A la fin, une femme vient me voir, me demande une dédicace. Elle s’est penchée, délicatement, discrètement, pudiquement. Et elle m’a dit qu’il y avait trop de monde le matin à la bibliothèque G. Brassens pour pouvoir m’approcher. On s’approche lentement d’une autre réalité. D’une autre vie. Je traverse les plaines, et je me retrouve par-dessus la barrière, prêt à basculer, c’est une autre vie de l’autre côté. C’est ma mue qui est engagée.
Le soir, on mange au chateau au-dessus de Chambéry, on boit de la sangria et on mange de la paella, enfin pas moi parce qu’on m’a préparé un repas spécial phénylcétonurique. Sans trace de protéine. La soirée s’endort sur les discussions avec ces bénévoles venus de partout, faisant partie de comités de lecture qui remettent un classement pour le festival, c’est grâce à elles que je suis là. On parle d’ânes barbus, d’Iran, d’Obama, d’Ouzbékistan. De la vie, la belle, la grande. Celle que je traverse.
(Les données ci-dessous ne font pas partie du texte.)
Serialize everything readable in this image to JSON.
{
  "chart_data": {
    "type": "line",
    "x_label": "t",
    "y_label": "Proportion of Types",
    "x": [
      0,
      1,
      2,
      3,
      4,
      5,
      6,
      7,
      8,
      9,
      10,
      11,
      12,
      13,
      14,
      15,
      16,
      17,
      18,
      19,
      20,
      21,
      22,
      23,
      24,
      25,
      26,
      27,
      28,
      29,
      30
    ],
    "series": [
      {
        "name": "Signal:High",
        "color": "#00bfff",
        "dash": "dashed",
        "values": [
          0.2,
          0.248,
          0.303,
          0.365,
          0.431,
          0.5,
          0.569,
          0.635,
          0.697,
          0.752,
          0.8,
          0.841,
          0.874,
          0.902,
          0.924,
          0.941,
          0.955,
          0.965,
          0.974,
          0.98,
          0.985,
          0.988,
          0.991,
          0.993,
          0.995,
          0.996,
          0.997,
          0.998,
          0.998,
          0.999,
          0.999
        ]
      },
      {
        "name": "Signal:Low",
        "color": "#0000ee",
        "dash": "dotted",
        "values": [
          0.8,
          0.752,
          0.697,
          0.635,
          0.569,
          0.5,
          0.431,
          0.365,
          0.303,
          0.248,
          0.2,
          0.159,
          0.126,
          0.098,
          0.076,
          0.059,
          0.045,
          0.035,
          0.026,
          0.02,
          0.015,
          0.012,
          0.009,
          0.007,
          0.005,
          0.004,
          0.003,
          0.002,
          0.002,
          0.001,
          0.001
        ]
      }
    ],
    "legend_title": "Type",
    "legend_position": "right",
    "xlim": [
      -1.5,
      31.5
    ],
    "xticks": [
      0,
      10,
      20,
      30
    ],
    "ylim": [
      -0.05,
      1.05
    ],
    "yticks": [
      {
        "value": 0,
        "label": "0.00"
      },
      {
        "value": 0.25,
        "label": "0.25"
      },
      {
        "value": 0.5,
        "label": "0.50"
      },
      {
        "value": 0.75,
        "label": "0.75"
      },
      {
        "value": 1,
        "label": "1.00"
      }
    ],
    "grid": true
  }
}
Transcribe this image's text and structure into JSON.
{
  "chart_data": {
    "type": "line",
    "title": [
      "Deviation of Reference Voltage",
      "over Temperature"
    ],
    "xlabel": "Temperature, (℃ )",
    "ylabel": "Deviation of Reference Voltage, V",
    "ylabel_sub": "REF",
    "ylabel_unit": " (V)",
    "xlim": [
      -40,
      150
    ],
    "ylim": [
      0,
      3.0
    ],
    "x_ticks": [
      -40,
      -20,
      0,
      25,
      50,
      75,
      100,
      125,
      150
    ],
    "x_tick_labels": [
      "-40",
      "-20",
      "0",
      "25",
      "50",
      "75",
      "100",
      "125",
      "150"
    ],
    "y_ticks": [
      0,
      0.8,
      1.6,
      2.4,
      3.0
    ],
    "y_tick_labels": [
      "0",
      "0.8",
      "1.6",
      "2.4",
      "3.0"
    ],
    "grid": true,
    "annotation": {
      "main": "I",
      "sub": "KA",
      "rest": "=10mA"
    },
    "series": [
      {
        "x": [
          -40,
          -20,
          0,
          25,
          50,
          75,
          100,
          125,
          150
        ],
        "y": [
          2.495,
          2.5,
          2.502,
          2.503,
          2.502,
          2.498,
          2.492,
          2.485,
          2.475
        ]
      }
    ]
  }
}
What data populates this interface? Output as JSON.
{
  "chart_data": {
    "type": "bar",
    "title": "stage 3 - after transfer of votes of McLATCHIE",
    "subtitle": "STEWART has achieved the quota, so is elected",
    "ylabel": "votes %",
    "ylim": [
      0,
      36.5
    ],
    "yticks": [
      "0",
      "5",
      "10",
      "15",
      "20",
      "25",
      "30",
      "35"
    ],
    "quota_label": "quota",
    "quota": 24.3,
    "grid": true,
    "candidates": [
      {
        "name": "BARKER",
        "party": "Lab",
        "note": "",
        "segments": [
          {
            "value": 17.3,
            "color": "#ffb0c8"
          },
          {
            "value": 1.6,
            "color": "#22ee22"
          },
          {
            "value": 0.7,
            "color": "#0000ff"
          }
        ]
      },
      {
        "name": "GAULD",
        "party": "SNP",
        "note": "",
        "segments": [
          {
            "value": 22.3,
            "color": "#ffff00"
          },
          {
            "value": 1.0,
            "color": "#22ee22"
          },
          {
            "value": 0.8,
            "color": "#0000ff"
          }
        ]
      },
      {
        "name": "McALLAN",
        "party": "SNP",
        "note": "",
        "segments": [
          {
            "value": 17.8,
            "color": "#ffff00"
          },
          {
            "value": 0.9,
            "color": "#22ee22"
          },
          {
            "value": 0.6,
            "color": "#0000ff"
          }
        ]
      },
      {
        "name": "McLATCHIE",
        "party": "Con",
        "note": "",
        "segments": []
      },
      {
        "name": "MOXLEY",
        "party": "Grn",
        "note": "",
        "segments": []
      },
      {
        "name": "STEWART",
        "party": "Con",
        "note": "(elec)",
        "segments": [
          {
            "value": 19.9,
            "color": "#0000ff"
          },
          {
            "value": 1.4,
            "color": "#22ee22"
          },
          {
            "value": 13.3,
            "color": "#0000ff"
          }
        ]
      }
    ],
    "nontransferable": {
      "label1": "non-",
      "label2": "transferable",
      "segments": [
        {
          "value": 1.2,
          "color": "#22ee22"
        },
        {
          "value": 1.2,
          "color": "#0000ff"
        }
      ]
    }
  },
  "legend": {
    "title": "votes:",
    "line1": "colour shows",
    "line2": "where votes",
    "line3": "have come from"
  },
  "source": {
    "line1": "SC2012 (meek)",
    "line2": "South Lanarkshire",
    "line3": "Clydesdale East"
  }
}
Et puis il y a le dimanche pluvieux, l’impression vague d’incarner enfin la vie que j’ai commencé à vivre il y a 7 ans. Je le vois dans leurs yeux. Une rencontre avec Yann et deux auteurs, Dominique Scali venue de Montréal avec un western prometteur et Kamil Hatimi. Après avoir mangé du fromage et bu du vin avec Dominique et l’équipe des bénévoles, on pénètre une salle bondée, de nouveau. Et là le sentiment est prégnant. Il va falloir vaincre la timidité, combattre la gorge sèche et puis tout ira mieux et puis tout est allé mieux, à l’aise je vous dis, après une belle heure. Je suis à ma place. Enfin. Finalement.
Je suis devenu écrivain, dans leurs yeux.
A Olivia, Isabelle, Colette, Marie-Jeanne, Jack, Job, Dominique, Parisa, Saïdeh, Claude, Chantal, Elodie, Fabrice, Yann, Raphaëlle, à tous ceux dont je n’ai pas retenu le prénom, à tous ceux dont je ne connais pas le prénom, à bientôt,
Parce qu’on oublie jamais l’endroit où l’on nait.